Cuatro décadas han pasado desde entonces y, aunque los jóvenes de ahora no tienen ni zorra idea de aquel mayo del 68, parece que ese espíritu o, mejor, ese miedo que crearon en torno a ellos, sigue vigente y con más fuerza si cabe. No hay más que ver lo que acontece en el día a día.
Disturbios en barrios marginales de Francia hace unos años; protestas antiglobalización donde toque; enfrentamientos sistemáticos y programados contra la policía; botellódromos especiales, consentidos y pagados por los ayuntamientos de los municipios donde se celebran (algunos ayuntamientos pagan la música de los botellódromos); peleas multitudinarias en la calle como este verano en Palma; Pozuelos de Alarcones; macroconciertos en contra o a favor de algo que unos pocos aburríos se inventan con tal de armar gresca; celebraciones de conquistas de títulos por parte del equipo de turno con rotura de mobiliario urbano, asalto a negocios particulares con saqueo incluido y quema de coches particulares.
Éstas son algunas de las muchas actuaciones que han hecho que la sociedad les tenga miedo. Si a ellas añadimos la ley del menor, su peligrosidad y poder quedan más que fortalecidos en la misma medida que a los demás ciudadanos nos coartan nuestra libertad y seguridad y, por qué no, nuestro propio ocio.
Parecerá una estupidez que nuestro ocio pueda depender del miedo a la juventud pero cada vez hay más voces en contra de cómo los ayuntamientos programan los festejos de sus fiestas patronales. Los ciudadanos que tienen entre los 30 y los 55 años ven como cada año, los festejos en los pueden participar van disminuyendo en la misma medida que aumentan los programados para la juventud. Carpas para las peñas o pandillas en las afueras de la localidad, chiringuitos de los jóvenes sin horarios de apertura y cierre y sin control de decibélios, sustitución de festejos taurinos por grandes prixes en plazas de toros donde desfogarse y mostrar sus irresponsabilidades delante de sus coleguis, horarios de actuaciones a partir de las 2:00 de la madrugada (antes no están visibles), desfiles nocturnos, chocolatadas matutinas a una hora prudencial (que la pongan ellos).

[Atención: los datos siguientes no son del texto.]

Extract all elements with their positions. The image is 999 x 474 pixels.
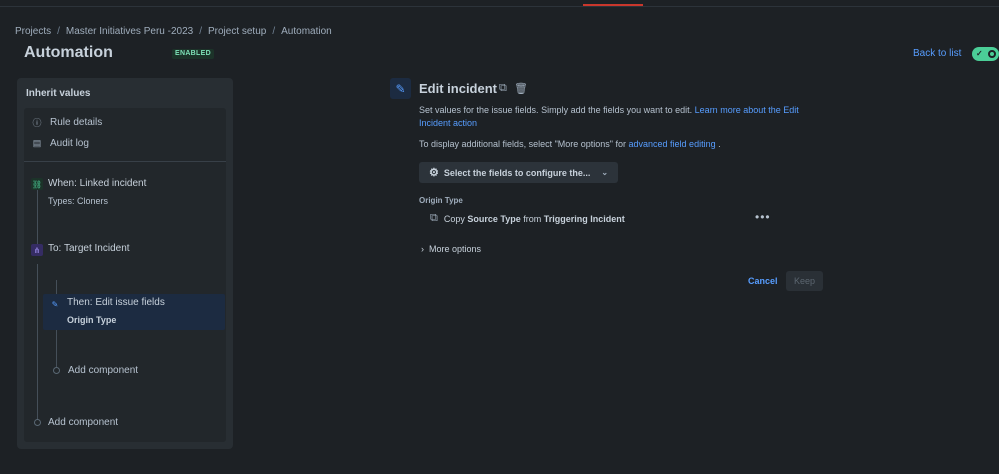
hint-text: To display additional fields, select "Mo…	[419, 139, 626, 149]
rule-steps-list: ⓘ Rule details ▤ Audit log ⛓ When: Linke…	[24, 108, 226, 442]
hint-end: .	[718, 139, 721, 149]
field-label: Origin Type	[419, 196, 463, 205]
connector-line	[37, 190, 38, 246]
advanced-editing-hint: To display additional fields, select "Mo…	[419, 139, 721, 149]
chevron-down-icon: ⌄	[601, 168, 609, 177]
field-value: Copy Source Type from Triggering Inciden…	[444, 214, 625, 224]
divider	[24, 161, 226, 162]
trash-icon[interactable]: 🗑	[514, 82, 528, 95]
breadcrumb-separator: /	[199, 25, 202, 37]
check-icon: ✓	[976, 49, 983, 58]
audit-log-label: Audit log	[50, 138, 89, 149]
connector-line	[37, 264, 38, 422]
rule-details-label: Rule details	[50, 117, 103, 128]
breadcrumb-separator: /	[272, 25, 276, 37]
toggle-knob	[988, 50, 996, 58]
breadcrumb-projects[interactable]: Projects	[15, 26, 51, 37]
top-navigation-bar	[0, 0, 999, 7]
more-options-label: More options	[429, 244, 482, 254]
action-step-subtitle: Origin Type	[67, 315, 117, 325]
add-component-outer-button[interactable]: Add component	[48, 417, 118, 428]
breadcrumb-project-setup[interactable]: Project setup	[208, 26, 266, 37]
field-value-source: Source Type	[467, 213, 521, 224]
select-fields-dropdown[interactable]: ⚙ Select the fields to configure the... …	[419, 162, 618, 183]
pencil-icon: ✎	[390, 78, 411, 99]
add-component-dot	[53, 367, 60, 374]
more-actions-icon[interactable]: •••	[755, 210, 771, 224]
branch-step-title[interactable]: To: Target Incident	[48, 243, 130, 254]
editor-title: Edit incident	[419, 81, 497, 96]
hierarchy-icon: ⋔	[31, 244, 43, 256]
field-value-middle: from	[523, 213, 542, 224]
field-value-prefix: Copy	[443, 213, 465, 224]
copy-icon: ⧉	[430, 212, 438, 224]
panel-heading: Inherit values	[26, 88, 91, 99]
document-icon: ▤	[32, 138, 42, 148]
add-component-inner-button[interactable]: Add component	[68, 365, 138, 376]
back-to-list-link[interactable]: Back to list	[913, 48, 961, 59]
gear-icon: ⚙	[429, 167, 439, 179]
chevron-right-icon: ›	[421, 244, 424, 254]
breadcrumb: Projects / Master Initiatives Peru -2023…	[15, 24, 332, 38]
status-badge: ENABLED	[172, 49, 214, 59]
info-icon: ⓘ	[32, 118, 42, 128]
breadcrumb-separator: /	[57, 25, 60, 37]
description-text: Set values for the issue fields. Simply …	[419, 105, 693, 115]
rule-details-item[interactable]: ⓘ Rule details	[32, 116, 102, 129]
action-step-selected[interactable]: ✎ Then: Edit issue fields Origin Type	[43, 294, 225, 330]
action-step-title: Then: Edit issue fields	[67, 297, 165, 308]
editor-description: Set values for the issue fields. Simply …	[419, 104, 819, 130]
pencil-icon: ✎	[51, 299, 59, 309]
breadcrumb-automation[interactable]: Automation	[281, 26, 332, 37]
link-icon: ⛓	[31, 178, 43, 190]
field-value-row[interactable]: ⧉ Copy Source Type from Triggering Incid…	[430, 212, 625, 225]
page-title: Automation	[24, 44, 113, 61]
rule-builder-panel: Inherit values ⓘ Rule details ▤ Audit lo…	[17, 78, 233, 449]
trigger-step-subtitle: Types: Cloners	[48, 196, 109, 206]
select-fields-label: Select the fields to configure the...	[443, 167, 591, 178]
advanced-field-editing-link[interactable]: advanced field editing	[629, 139, 716, 149]
add-component-dot	[34, 419, 41, 426]
cancel-button[interactable]: Cancel	[744, 271, 782, 291]
breadcrumb-project[interactable]: Master Initiatives Peru -2023	[66, 26, 193, 37]
copy-icon[interactable]: ⧉	[499, 82, 507, 95]
rule-enabled-toggle[interactable]: ✓	[972, 47, 999, 61]
field-value-target: Triggering Incident	[543, 213, 625, 224]
audit-log-item[interactable]: ▤ Audit log	[32, 138, 89, 149]
more-options-expander[interactable]: › More options	[421, 244, 481, 254]
keep-button[interactable]: Keep	[786, 271, 823, 291]
nav-indicator	[583, 4, 643, 6]
trigger-step-title[interactable]: When: Linked incident	[48, 178, 146, 189]
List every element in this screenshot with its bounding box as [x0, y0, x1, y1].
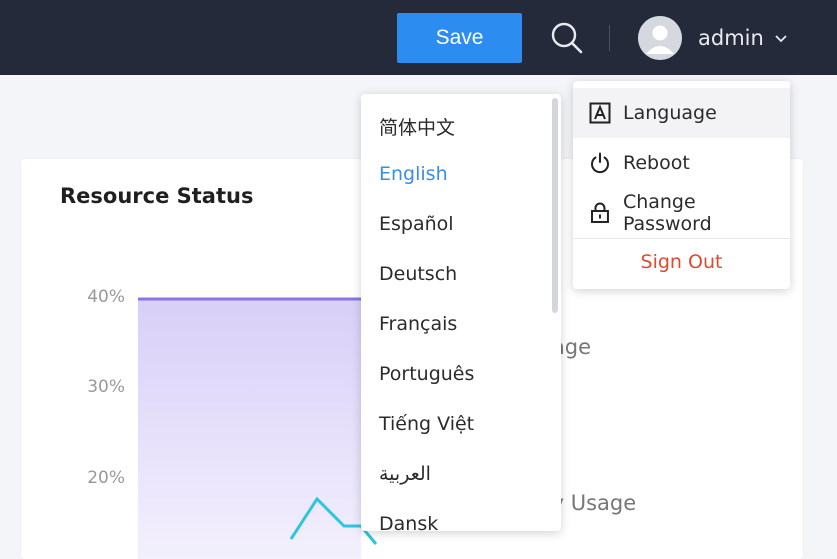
user-dropdown-menu: Language Reboot Change Password Sign Out: [573, 81, 790, 289]
menu-divider: [573, 238, 790, 239]
language-icon: [589, 102, 611, 124]
language-option[interactable]: 简体中文: [379, 113, 455, 140]
language-option[interactable]: Dansk: [379, 513, 438, 531]
top-bar: Save admin: [0, 0, 837, 75]
language-option[interactable]: Tiếng Việt: [379, 413, 474, 435]
language-option-selected[interactable]: English: [379, 163, 448, 185]
avatar: [638, 16, 682, 60]
menu-item-label: Reboot: [623, 152, 690, 174]
language-option[interactable]: Português: [379, 363, 474, 385]
area-fill-top-series: [138, 299, 361, 559]
chevron-down-icon: [775, 35, 787, 43]
header-divider: [609, 25, 610, 51]
menu-item-change-password[interactable]: Change Password: [573, 188, 790, 238]
y-tick-label: 30%: [87, 377, 125, 397]
y-tick-label: 20%: [87, 468, 125, 488]
sign-out-button[interactable]: Sign Out: [573, 251, 790, 273]
menu-item-language[interactable]: Language: [573, 88, 790, 138]
language-option[interactable]: العربية: [379, 463, 431, 485]
user-avatar-icon: [638, 16, 682, 60]
username: admin: [698, 26, 764, 50]
save-button[interactable]: Save: [397, 13, 522, 63]
menu-item-reboot[interactable]: Reboot: [573, 138, 790, 188]
power-icon: [591, 152, 609, 174]
menu-item-label: Language: [623, 102, 717, 124]
language-option[interactable]: Deutsch: [379, 263, 457, 285]
lock-icon: [590, 202, 609, 223]
language-option[interactable]: Français: [379, 313, 457, 335]
user-menu-trigger[interactable]: admin: [638, 15, 788, 61]
y-tick-label: 40%: [87, 287, 125, 307]
language-dropdown: 简体中文 English Español Deutsch Français Po…: [361, 94, 561, 531]
language-option[interactable]: Español: [379, 213, 454, 235]
menu-item-label: Change Password: [622, 191, 712, 235]
search-icon[interactable]: [549, 20, 583, 54]
scrollbar-thumb[interactable]: [552, 98, 558, 313]
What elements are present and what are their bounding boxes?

A los equipos de gobierno de los ayuntamientos también les ha entrado miedo y hacen lo posible para entretenerlos. Tenerlos recogidos hagan lo que hagan, cueste lo que cueste. Que no protesten. Que no se enfaden cual niño caprichoso y consentido. Que no griten pero que den todo el ruido que quieran. Que no se molesten entre ellos, que estén contentos y graciosillos. Que beban lo que les apetezca a la edad que les apetezca. En definitiva: que no la armen. De esta forma, todos los años, las fiestas patronales son un verdadero éxito, ya que “no ha habido ningún incidente reseñable”, que diría el político de turno. Para conseguirlo, hay muchos ciudadanos que año tras año ven sus posibilidades de ocio mermadas en favor de otros ciudadanos que, por el mero hecho de tenerles miedo, ven aumentadas sus posibilidades de libertinaje y, de paso, reafirmar su poder y su impunidad dentro de la sociedad. A los demás, sólo les queda impotencia, rabia y pocas ganas de pagar impuestos sabiendo para lo que son cuando llega el momento.